There is a supposition of division, of schism, and lack of communion,
that would have been unthinkable to an Ionan monk.  It would not have
occurred to him that his method of calculating Easter or his style of
tonsure would or could constitute a separation of communion with the
successors of St. Peter in Rome.  To him, they were a local custom
which he observed in the tradition of St. Columba who founded the
monastary at Iona.

>By 1100 all of Europe was under the authority of Rome.

Western Europe, with the breakpoint being the former Roman province of
Illyria, and Southern Italy was under Constantinople as well.  Indeed,
to this day there are Eastern Rite Catholics in southern Italy.

> I am fairly certain that a Scot of this period would have been familiar with byzantine fashion through religious art at the very least. The Byzantine style is so pervasive in writing icons that even the recently recognized passion bearers of the Romanov family are shown wearing Byzantine garments in their icon.

Nonsense.  Not to put too fine a point on it, Byzantine icons would
not have made it to the hinterlands.  Even had they, they would have
been unique curiosities, not templates for fashion.  Further,
iconography has a very stylized form of formal court dress, not actual
working fashion.  It's one of the reasons finding out what the
"everyday" Byzantine wore is problematic.  Like much Western art, the
people portrayed are either very important or highly stylized,
sometimes both, and also, frequently wearing vestments.  Icons of the
Apostles are probably not going to be terribly useful for ascertaining
current Byzantine fashions, since they're wearing...well...robes/.

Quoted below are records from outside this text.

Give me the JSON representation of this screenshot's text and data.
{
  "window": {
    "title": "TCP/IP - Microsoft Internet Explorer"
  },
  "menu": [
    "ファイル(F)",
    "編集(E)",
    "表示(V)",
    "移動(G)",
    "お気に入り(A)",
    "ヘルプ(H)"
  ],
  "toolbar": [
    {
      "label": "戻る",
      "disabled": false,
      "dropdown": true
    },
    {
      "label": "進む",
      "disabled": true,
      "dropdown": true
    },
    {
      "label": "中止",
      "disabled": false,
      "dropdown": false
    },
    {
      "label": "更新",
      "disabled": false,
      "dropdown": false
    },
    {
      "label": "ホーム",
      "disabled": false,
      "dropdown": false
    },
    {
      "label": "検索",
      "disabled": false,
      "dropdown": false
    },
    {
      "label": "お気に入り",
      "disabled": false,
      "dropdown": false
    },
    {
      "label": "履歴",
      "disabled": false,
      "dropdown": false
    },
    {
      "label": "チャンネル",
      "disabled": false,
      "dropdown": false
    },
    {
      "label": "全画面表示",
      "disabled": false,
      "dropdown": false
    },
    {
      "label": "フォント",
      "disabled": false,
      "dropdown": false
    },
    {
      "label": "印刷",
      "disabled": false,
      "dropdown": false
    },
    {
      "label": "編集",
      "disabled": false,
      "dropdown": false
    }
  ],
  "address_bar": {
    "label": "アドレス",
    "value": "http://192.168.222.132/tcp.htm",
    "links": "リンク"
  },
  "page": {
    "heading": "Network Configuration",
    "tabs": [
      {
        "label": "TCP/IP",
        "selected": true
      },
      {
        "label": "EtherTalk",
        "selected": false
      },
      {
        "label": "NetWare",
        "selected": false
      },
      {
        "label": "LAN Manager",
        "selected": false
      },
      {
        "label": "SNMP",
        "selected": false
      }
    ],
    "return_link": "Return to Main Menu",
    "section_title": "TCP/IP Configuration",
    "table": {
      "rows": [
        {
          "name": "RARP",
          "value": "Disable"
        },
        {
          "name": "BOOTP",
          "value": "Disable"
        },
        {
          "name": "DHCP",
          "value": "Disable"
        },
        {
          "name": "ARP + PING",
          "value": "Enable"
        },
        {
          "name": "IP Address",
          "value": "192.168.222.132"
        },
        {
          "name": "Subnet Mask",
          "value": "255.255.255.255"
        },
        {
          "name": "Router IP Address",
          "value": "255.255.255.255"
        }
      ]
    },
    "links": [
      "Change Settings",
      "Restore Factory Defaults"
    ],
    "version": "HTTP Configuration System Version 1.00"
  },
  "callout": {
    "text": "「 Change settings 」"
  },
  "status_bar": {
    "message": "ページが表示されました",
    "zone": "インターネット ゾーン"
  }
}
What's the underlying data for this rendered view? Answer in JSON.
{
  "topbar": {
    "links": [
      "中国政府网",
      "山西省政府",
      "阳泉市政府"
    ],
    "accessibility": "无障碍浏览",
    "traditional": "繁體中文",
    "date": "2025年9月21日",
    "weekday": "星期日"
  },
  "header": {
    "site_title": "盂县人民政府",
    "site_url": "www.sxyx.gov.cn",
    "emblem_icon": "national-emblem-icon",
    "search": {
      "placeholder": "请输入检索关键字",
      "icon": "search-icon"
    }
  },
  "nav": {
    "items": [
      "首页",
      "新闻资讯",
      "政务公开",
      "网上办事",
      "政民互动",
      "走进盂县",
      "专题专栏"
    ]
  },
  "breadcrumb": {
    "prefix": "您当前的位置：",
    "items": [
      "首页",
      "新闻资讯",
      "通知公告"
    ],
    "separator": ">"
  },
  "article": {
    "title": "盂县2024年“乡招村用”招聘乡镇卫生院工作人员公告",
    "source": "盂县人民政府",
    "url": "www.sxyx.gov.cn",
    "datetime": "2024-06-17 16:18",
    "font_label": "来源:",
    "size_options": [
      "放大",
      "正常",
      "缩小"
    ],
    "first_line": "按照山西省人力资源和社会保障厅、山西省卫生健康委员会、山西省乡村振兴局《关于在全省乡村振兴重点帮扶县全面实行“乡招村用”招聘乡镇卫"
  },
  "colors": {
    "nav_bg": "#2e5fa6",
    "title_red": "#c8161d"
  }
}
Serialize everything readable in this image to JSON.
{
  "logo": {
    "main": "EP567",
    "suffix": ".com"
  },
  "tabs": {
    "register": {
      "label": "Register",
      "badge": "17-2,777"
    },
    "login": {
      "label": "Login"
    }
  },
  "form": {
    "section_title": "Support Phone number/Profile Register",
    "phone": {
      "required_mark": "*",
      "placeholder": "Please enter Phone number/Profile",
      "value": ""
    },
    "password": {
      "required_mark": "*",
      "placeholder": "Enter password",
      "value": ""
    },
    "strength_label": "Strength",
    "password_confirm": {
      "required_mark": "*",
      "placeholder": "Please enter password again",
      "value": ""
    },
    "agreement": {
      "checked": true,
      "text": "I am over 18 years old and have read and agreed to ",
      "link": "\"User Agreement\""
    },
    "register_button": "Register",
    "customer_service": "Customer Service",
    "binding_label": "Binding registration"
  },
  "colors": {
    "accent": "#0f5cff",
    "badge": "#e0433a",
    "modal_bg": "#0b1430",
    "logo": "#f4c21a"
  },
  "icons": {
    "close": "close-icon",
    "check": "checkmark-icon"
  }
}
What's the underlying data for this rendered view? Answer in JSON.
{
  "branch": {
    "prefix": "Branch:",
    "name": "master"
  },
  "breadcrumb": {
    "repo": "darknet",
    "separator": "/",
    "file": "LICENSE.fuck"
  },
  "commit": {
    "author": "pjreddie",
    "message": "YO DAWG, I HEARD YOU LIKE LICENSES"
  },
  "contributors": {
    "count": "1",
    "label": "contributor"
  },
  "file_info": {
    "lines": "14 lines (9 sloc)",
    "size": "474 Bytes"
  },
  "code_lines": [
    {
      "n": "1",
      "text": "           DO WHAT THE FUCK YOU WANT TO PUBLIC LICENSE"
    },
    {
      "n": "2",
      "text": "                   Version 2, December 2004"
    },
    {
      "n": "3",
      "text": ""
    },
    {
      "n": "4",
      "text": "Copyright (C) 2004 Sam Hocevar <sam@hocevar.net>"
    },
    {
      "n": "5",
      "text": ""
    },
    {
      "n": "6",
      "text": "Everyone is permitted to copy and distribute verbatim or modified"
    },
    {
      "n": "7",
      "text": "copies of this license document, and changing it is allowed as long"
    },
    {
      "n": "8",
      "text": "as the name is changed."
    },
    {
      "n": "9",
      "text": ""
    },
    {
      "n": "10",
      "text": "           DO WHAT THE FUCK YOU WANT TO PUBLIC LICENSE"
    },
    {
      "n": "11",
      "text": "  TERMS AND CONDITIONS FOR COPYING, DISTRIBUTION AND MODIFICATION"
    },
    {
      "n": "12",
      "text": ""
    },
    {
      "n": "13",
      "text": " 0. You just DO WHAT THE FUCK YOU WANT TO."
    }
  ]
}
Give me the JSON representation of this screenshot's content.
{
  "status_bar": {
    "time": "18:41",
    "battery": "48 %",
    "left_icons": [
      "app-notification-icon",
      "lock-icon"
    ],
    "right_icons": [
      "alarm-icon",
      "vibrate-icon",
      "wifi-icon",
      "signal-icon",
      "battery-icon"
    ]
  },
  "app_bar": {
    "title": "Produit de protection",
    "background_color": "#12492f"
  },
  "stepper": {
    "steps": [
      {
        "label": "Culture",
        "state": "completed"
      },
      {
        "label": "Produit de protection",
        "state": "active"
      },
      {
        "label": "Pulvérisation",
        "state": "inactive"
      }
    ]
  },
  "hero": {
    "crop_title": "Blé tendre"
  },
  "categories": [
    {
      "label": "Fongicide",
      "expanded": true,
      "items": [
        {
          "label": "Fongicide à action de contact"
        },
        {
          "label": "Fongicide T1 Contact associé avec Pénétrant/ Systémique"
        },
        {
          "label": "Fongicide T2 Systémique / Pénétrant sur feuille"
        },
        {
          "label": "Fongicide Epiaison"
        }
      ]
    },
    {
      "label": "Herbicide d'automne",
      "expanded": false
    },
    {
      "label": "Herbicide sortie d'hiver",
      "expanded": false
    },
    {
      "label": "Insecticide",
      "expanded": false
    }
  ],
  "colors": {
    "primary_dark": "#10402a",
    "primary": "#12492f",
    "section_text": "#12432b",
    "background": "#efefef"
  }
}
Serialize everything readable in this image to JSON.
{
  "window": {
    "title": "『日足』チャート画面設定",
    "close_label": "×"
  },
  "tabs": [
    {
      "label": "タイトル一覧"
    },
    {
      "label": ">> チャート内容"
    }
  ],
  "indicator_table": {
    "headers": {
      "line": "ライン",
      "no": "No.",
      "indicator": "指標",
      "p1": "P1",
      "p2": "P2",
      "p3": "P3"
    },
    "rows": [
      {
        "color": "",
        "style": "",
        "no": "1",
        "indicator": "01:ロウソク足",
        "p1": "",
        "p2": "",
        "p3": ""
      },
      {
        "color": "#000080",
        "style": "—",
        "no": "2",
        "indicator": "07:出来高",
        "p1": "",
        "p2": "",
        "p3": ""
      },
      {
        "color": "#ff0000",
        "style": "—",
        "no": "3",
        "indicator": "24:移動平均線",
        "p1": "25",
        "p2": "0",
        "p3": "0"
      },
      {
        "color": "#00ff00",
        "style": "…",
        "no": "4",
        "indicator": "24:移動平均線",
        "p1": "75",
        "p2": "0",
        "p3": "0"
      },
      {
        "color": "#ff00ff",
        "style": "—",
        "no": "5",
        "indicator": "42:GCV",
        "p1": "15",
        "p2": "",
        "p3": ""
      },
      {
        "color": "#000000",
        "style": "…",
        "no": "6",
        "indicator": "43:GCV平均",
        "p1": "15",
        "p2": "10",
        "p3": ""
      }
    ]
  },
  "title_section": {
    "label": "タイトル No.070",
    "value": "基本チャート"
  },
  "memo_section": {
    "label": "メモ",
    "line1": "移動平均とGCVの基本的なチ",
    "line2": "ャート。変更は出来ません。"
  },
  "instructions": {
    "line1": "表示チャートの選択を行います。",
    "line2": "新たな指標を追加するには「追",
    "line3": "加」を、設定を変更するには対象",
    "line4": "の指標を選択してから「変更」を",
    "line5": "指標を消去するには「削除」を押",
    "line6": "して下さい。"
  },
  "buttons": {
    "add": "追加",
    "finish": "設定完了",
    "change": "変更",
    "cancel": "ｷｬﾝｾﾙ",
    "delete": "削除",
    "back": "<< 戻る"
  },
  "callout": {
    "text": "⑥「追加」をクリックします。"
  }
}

Also, any icons that might have been brought back from the East by a
Western pilgrim, probably would have been an icon of a familiar saint,
such as St. John, St. George, or the Theotokos.  As these would have
been "old" saints, their icons would have been almost useless for
determining what current Byzantine fashion was.  Within the empire,
court fashion was deliberately antiquated and highly regimented.

The icons of the Tsar-Martyr and his Holy Family are written in the
Byzantine style because they are Saints of the Orthodox Church.
Catholic saints are not depicted thus, and the Latins don't recognize
the Tsar-Martyr.

> al Aeryn

Also, be aware that those folx who lived further away from the centers
of "civilization" actually tended to incorporate more of the local
ethnic dress in their clothing.  As 11th c. Capdocian, our persona
have a lot more leeway in what we would wear as opposed to someone
living in Constantinople.

And perhaps all of *Western* Europe was under the sway of Rome, but
Eastern Europe was still Orthodox.  :-D

If we have offended you with our words, we would ask forgiveness.

With regards,
Helena Dalessene
Blonde.  It's not just a hair color; it's a way of life.